Handing Out The Kool-Aid

I am not religious, and never have been.  If there is a religious gene, I was born without it. I am skeptical and wary of evangelism in most things.  You won’t rope me into your multi-level marketing scheme, either!

However, I realized today, that with paleo I have come the closest ever to understanding people who have experienced a religious conversion.  When I tried paleo, and when I started losing weight without hunger, with lots of energy, with more mental focus, and stronger muscles, I freaked out a little.

I drank the paleo kool-aid, and for a short while, all I wanted to do was spread The Word.

Before I committed to trying paleo, I read (Fitbomb’s “Why I eat Paleo“), and read (Robb Wolf’s “The Paleo Solution), and read (Dr. Loren Cordain’s “The Paleo Diet”).  I read loads of blog posts.  I read articles in science journals.  I Googled “paleo criticism” and similar searches to see what the doubters had to say. (Conclusion: Haters gonna hate.)

And while I was intrigued and interested, it wasn’t until I gave it a try that I snapped and was all “OH WOW THIS WORKS AND IS AMAZING AND I HAVE FOUND THE ONE TRUE WAY AND PALEO PALEO PALEO!”  And my husband started to worry I had been kidnapped by aliens and replaced with a pod person.

I don’t jump on bandwagons.  I don’t quote “scripture”. Except this time.  And it took me a couple of weeks to calm down and relax a little, and quiet the urge to denounce sugar and grains to friends (and worse, to strangers).

BEFORE I CALMED DOWN:

Husband:  Hey, you want one of these bagels?

Me:  OMG, THAT’S NOT PALEO, ARE YOU CRAZY!!?!?! GLUTEN! LECTINS! INFLAMMATORY RESPONSE! MONSANTO! GMO! AGRICULTURAL-INDUSTRIAL COMPLEX!  EVILLLLLLL!

AFTER I CALMED DOWN:

Husband:  Hey, you want one of these bagels?

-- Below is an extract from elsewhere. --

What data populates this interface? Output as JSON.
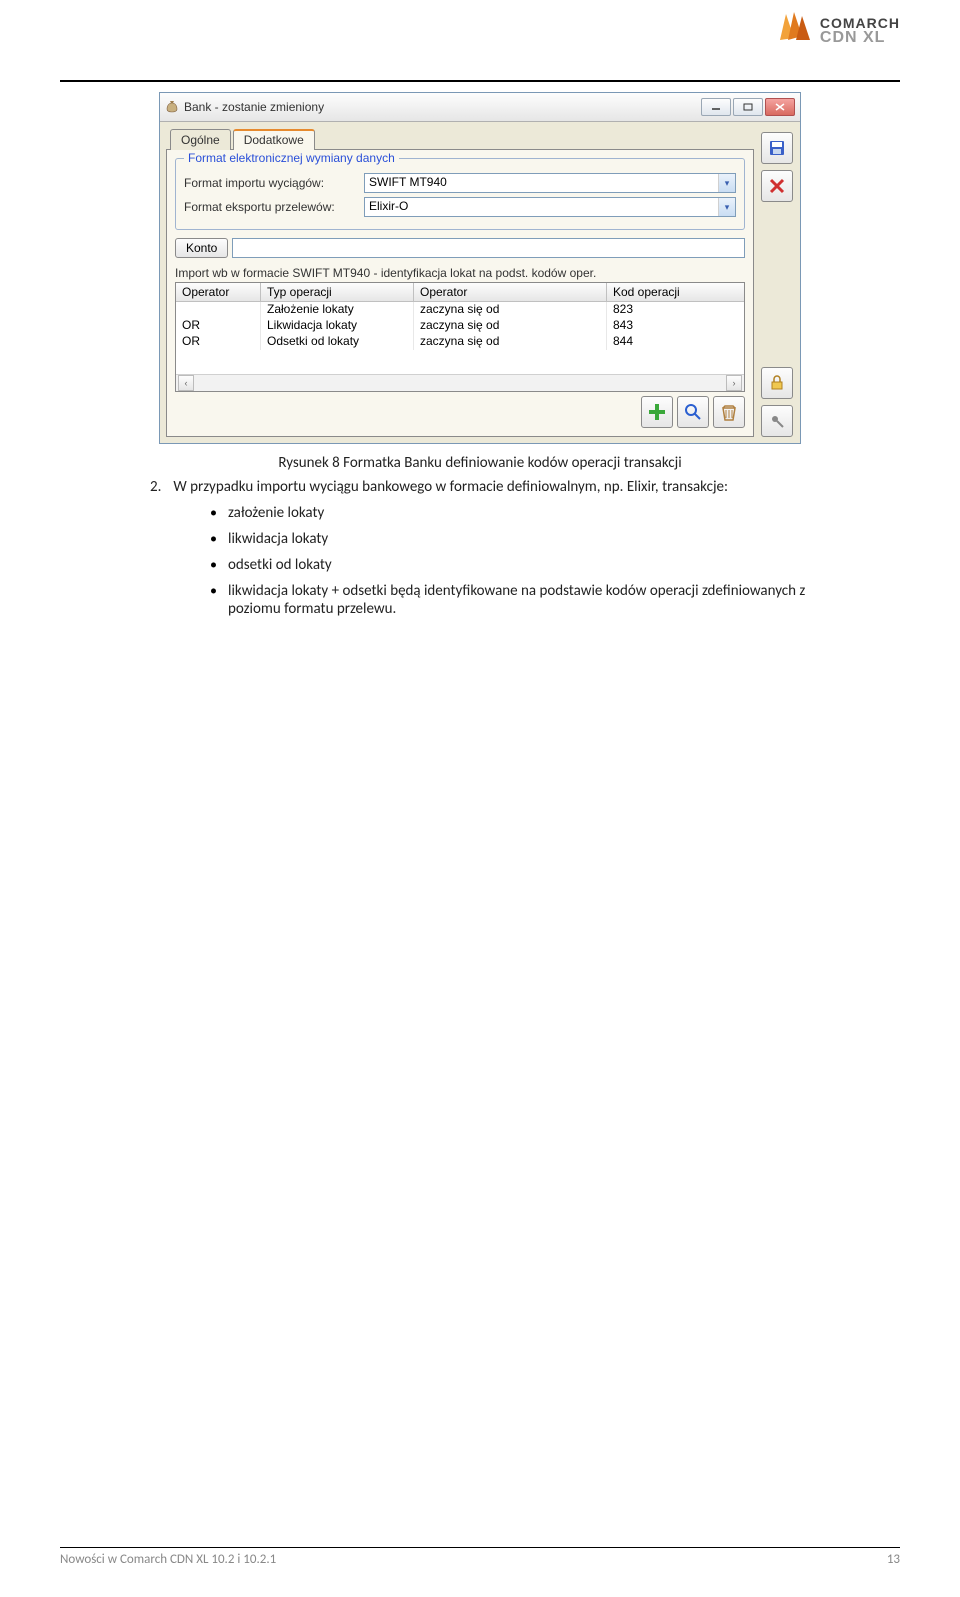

Me:  No, thank you.  I am going boil a couple of omega-3 eggs. You want some?

* * *

So yeah, in the first few weeks, I had this near-irrepressible urge to tell everyone — EVERYONE — about paleo. Friends. Family. Co-workers. The mailman.  (And no, I didn’t tell the mailman.  But not because I didn’t want to!)  I shut up, primarily because I realized that basically NOBODY wanted to hear about how awesome it is to not eat grains.  😀   NOBODY.

But then. THEN. Months went by, and at some point I lost a bunch of weight. A noticeable amount of weight.  A “whoa!” amount of weight.

At that point, people started noticing, and they started asking ME questions. AND NOW, all of a sudden, it seems I have a few unintended paleo converts!

  1. My mom. Truth be told, I actually goaded her into downloading The Paleo Solution. She implemented the basic template and has lost 15 lbs! Go mom!  (I think she wasn’t very overweight to begin with, but I know she had been feeling unhealthy).
  2. Another lawyer at work.  One day he asked me what I did to lose the weight. I told him. Unbeknownst to me, he took what I said and implemented it, and now he’s down 11 lbs.  He’s also not a heavy guy, but apparently he had some blood pressure/heart issues… I am hoping he gets good heart-test results, in addition to the lost weight.
  3. And now… My husband!?  He’s not actually drunk the kool-aid yet, but he’s doing things “my way” more often (in the food department, anyway).

In other news, today would have been my dad’s 62nd birthday. Instead, he’s missed his last two birthdays, due to colon cancer & diabetes.  That’s a paleo conversion I’ll never get to make.  Yes,  genetics impact these “diseases of aging” and I don’t think that paleo is going to be a magic bullet so that I’ll be the first person to live to 150.  But I do have to wonder if my dad’s fate would have been different if he had stumbled onto paleo like I did.

Whew. Very navel gazey-post.  If don’t mind, great.

If you hateses it, sorry.  I’ll end on the Thanksgiving theme, and note that I got some delicious fresh turkey sausages from the Whole Foods meat department, on sale for $1 each. Turkey/butternut squash, with a sage seasoning.  They do have a bit of natural sugar  (non HFCS), but not too much.  If the sale is still on, I’m going back for enough to saute for Thanksgiving morning breakfast.